The covariate-adjusted logistic regression model [does not have to be perfect](/post/robcov) for estimates to be valid (either ORs or RDs). This model is recommended for obtaining the primary statistical evidence for _any_ efficacy, by testing that the treatment OR is 1.0. In the absence of treatment $\times$ baseline covariate interactions, there is only one p-value. What happens when our RCT presentation involves a distribution of 10,000 RDs for 10,000 patients? There is still only one p-value, because under the model assumptions the risk difference is zero if and only if OR=1.0.
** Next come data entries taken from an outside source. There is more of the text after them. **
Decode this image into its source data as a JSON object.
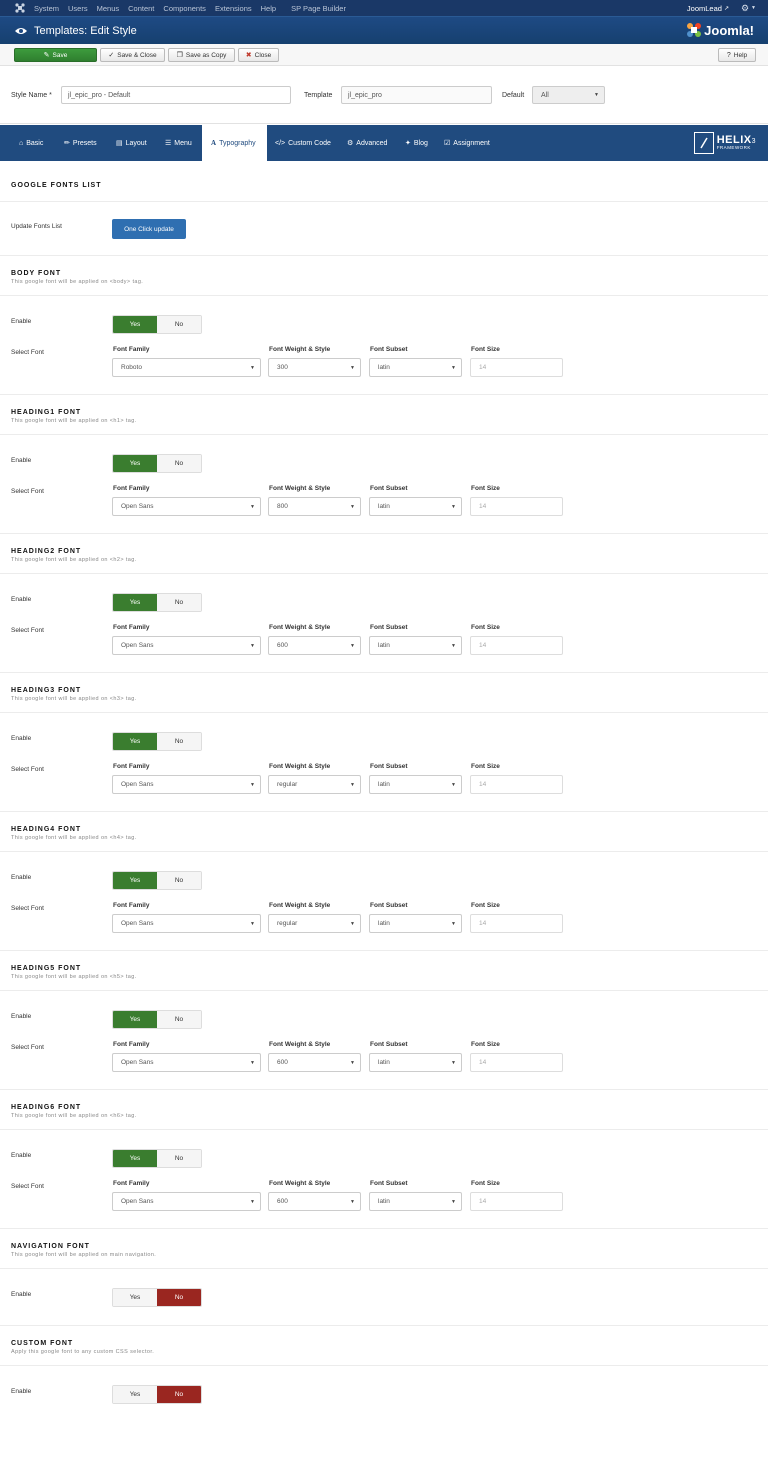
{
  "topbar": {
    "menu": [
      "System",
      "Users",
      "Menus",
      "Content",
      "Components",
      "Extensions",
      "Help",
      "SP Page Builder"
    ],
    "site_link": "JoomLead"
  },
  "titlebar": {
    "title": "Templates: Edit Style",
    "brand": "Joomla!"
  },
  "toolbar": {
    "save": "Save",
    "save_close": "Save & Close",
    "save_copy": "Save as Copy",
    "close": "Close",
    "help": "Help"
  },
  "style": {
    "name_label": "Style Name *",
    "name_value": "jl_epic_pro - Default",
    "template_label": "Template",
    "template_value": "jl_epic_pro",
    "default_label": "Default",
    "default_value": "All"
  },
  "tabs": [
    "Basic",
    "Presets",
    "Layout",
    "Menu",
    "Typography",
    "Custom Code",
    "Advanced",
    "Blog",
    "Assignment"
  ],
  "helix": {
    "name": "HELIX",
    "version": "3",
    "sub": "FRAMEWORK"
  },
  "google_fonts": {
    "title": "GOOGLE FONTS LIST",
    "update_label": "Update Fonts List",
    "update_button": "One Click update"
  },
  "labels": {
    "enable": "Enable",
    "select_font": "Select Font",
    "font_family": "Font Family",
    "font_weight": "Font Weight & Style",
    "font_subset": "Font Subset",
    "font_size": "Font Size",
    "yes": "Yes",
    "no": "No"
  },
  "font_sections": [
    {
      "title": "BODY FONT",
      "desc": "This google font will be applied on <body> tag.",
      "family": "Roboto",
      "weight": "300",
      "subset": "latin",
      "size": "14"
    },
    {
      "title": "HEADING1 FONT",
      "desc": "This google font will be applied on <h1> tag.",
      "family": "Open Sans",
      "weight": "800",
      "subset": "latin",
      "size": "14"
    },
    {
      "title": "HEADING2 FONT",
      "desc": "This google font will be applied on <h2> tag.",
      "family": "Open Sans",
      "weight": "600",
      "subset": "latin",
      "size": "14"
    },
    {
      "title": "HEADING3 FONT",
      "desc": "This google font will be applied on <h3> tag.",
      "family": "Open Sans",
      "weight": "regular",
      "subset": "latin",
      "size": "14"
    },
    {
      "title": "HEADING4 FONT",
      "desc": "This google font will be applied on <h4> tag.",
      "family": "Open Sans",
      "weight": "regular",
      "subset": "latin",
      "size": "14"
    },
    {
      "title": "HEADING5 FONT",
      "desc": "This google font will be applied on <h5> tag.",
      "family": "Open Sans",
      "weight": "600",
      "subset": "latin",
      "size": "14"
    },
    {
      "title": "HEADING6 FONT",
      "desc": "This google font will be applied on <h6> tag.",
      "family": "Open Sans",
      "weight": "600",
      "subset": "latin",
      "size": "14"
    }
  ],
  "navigation_font": {
    "title": "NAVIGATION FONT",
    "desc": "This google font will be applied on main navigation."
  },
  "custom_font": {
    "title": "CUSTOM FONT",
    "desc": "Apply this google font to any custom CSS selector."
  },
  "colors": {
    "topbar": "#1a3867",
    "titlebar": "#1e4a84",
    "tabs": "#204b7f",
    "yes_active": "#3a7d2f",
    "no_active": "#9a2620",
    "update_button": "#2f6fb1"
  }
}
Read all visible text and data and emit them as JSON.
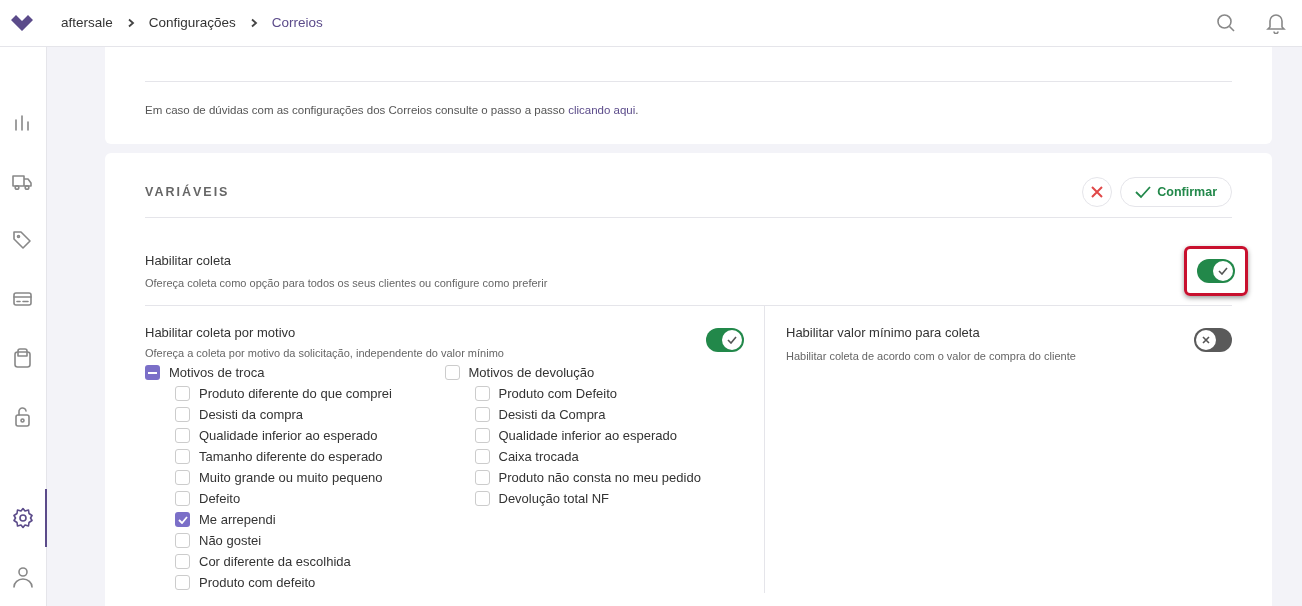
{
  "breadcrumb": [
    {
      "label": "aftersale",
      "current": false
    },
    {
      "label": "Configurações",
      "current": false
    },
    {
      "label": "Correios",
      "current": true
    }
  ],
  "sidebar": {
    "items": [
      {
        "selected": false
      },
      {
        "selected": false
      },
      {
        "selected": false
      },
      {
        "selected": false
      },
      {
        "selected": false
      },
      {
        "selected": false
      },
      {
        "selected": true
      },
      {
        "selected": false
      }
    ]
  },
  "help_text": {
    "text": "Em caso de dúvidas com as configurações dos Correios consulte o passo a passo ",
    "link": "clicando aqui",
    "after": "."
  },
  "variables": {
    "title": "VARIÁVEIS",
    "confirm_label": "Confirmar",
    "enable_pickup": {
      "label": "Habilitar coleta",
      "description": "Ofereça coleta como opção para todos os seus clientes ou configure como preferir",
      "on": true,
      "highlighted": true
    },
    "pickup_by_reason": {
      "label": "Habilitar coleta por motivo",
      "description": "Ofereça a coleta por motivo da solicitação, independente do valor mínimo",
      "on": true
    },
    "min_value": {
      "label": "Habilitar valor mínimo para coleta",
      "description": "Habilitar coleta de acordo com o valor de compra do cliente",
      "on": false
    },
    "reason_groups": [
      {
        "label": "Motivos de troca",
        "checked": false,
        "indeterminate": true,
        "items": [
          {
            "label": "Produto diferente do que comprei",
            "checked": false
          },
          {
            "label": "Desisti da compra",
            "checked": false
          },
          {
            "label": "Qualidade inferior ao esperado",
            "checked": false
          },
          {
            "label": "Tamanho diferente do esperado",
            "checked": false
          },
          {
            "label": "Muito grande ou muito pequeno",
            "checked": false
          },
          {
            "label": "Defeito",
            "checked": false
          },
          {
            "label": "Me arrependi",
            "checked": true
          },
          {
            "label": "Não gostei",
            "checked": false
          },
          {
            "label": "Cor diferente da escolhida",
            "checked": false
          },
          {
            "label": "Produto com defeito",
            "checked": false
          }
        ]
      },
      {
        "label": "Motivos de devolução",
        "checked": false,
        "indeterminate": false,
        "items": [
          {
            "label": "Produto com Defeito",
            "checked": false
          },
          {
            "label": "Desisti da Compra",
            "checked": false
          },
          {
            "label": "Qualidade inferior ao esperado",
            "checked": false
          },
          {
            "label": "Caixa trocada",
            "checked": false
          },
          {
            "label": "Produto não consta no meu pedido",
            "checked": false
          },
          {
            "label": "Devolução total NF",
            "checked": false
          }
        ]
      }
    ]
  }
}
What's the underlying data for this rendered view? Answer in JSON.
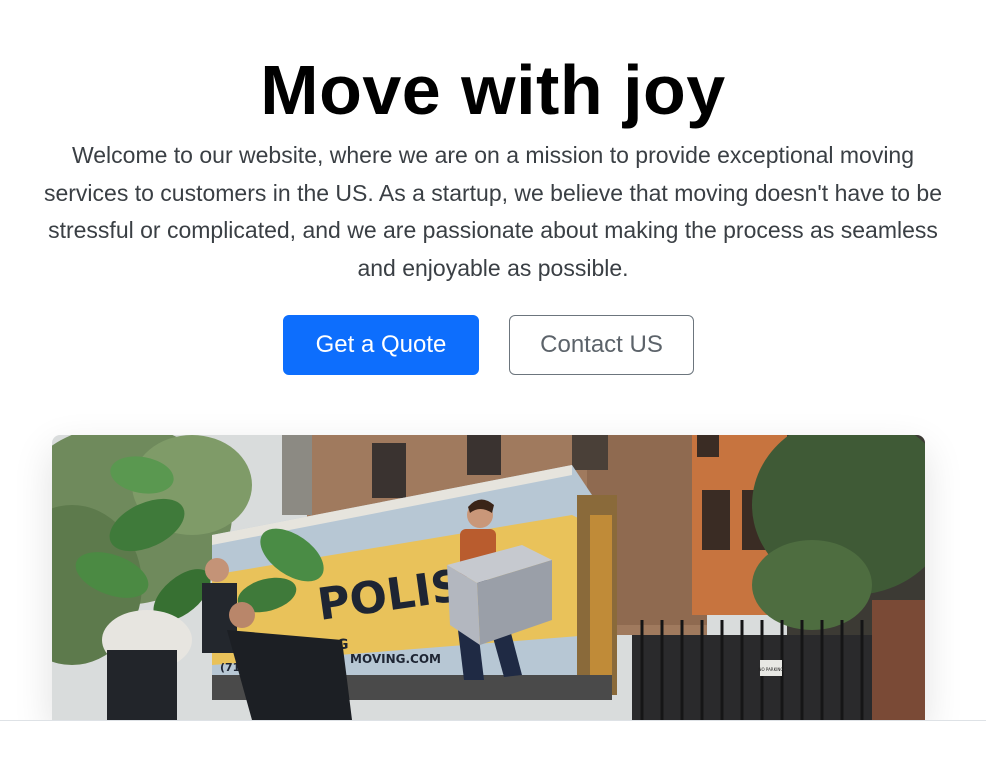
{
  "hero": {
    "title": "Move with joy",
    "lead": "Welcome to our website, where we are on a mission to provide exceptional moving services to customers in the US. As a startup, we believe that moving doesn't have to be stressful or complicated, and we are passionate about making the process as seamless and enjoyable as possible.",
    "primary_button_label": "Get a Quote",
    "secondary_button_label": "Contact US"
  },
  "image": {
    "truck_text_brand": "POLIS",
    "truck_text_sub": "G",
    "truck_text_phone": "(718) 7  520",
    "truck_text_site": "MOVING.COM",
    "gate_sign": "NO PARKING"
  },
  "colors": {
    "primary": "#0d6efd",
    "secondary": "#6c757d"
  }
}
When one moves from testing whether there is _any_ efficacy vs. whether there is absolute efficacy beyond a certain level, e.g., RD > 0.02, the statistical evidence will vary depending not only on the RD cutoff but also on how high risk is the patient. For example, Bayesian posterior probabilities that RD > d are functions of d and baseline covariates.
As a side note, from an RD perspective, the treatment benefit that a patient gets from being high risk is indistinguishable from the benefit she gets due to a treatment $\times$ baseline covariate interaction. But it does matter for quantifying statistical evidence.
For the remainder of the article I concentrate on summarizing trials using the entire RD distribution.
# GUSTO-I
The 41,000 patient [GUSTO-I study](https://www.nejm.org/doi/full/10.1056/NEJM199309023291001) has been a gold mine for predictive modeling and efficacy exploration, spawning many excellent [statistical re-analyses](/post/covadj). The study goal was to provide evidence for whether or not t-PA lowered mortality over streptokinase (SK) for patients with acute myocardial infarction. Overall proportion of deaths at 30d was 0.07. I analyze a subset of 30,510 patients to compare the accelerated dosing of t-PA with streptokinase. Descriptive statistics may be found [here](/post/covadj).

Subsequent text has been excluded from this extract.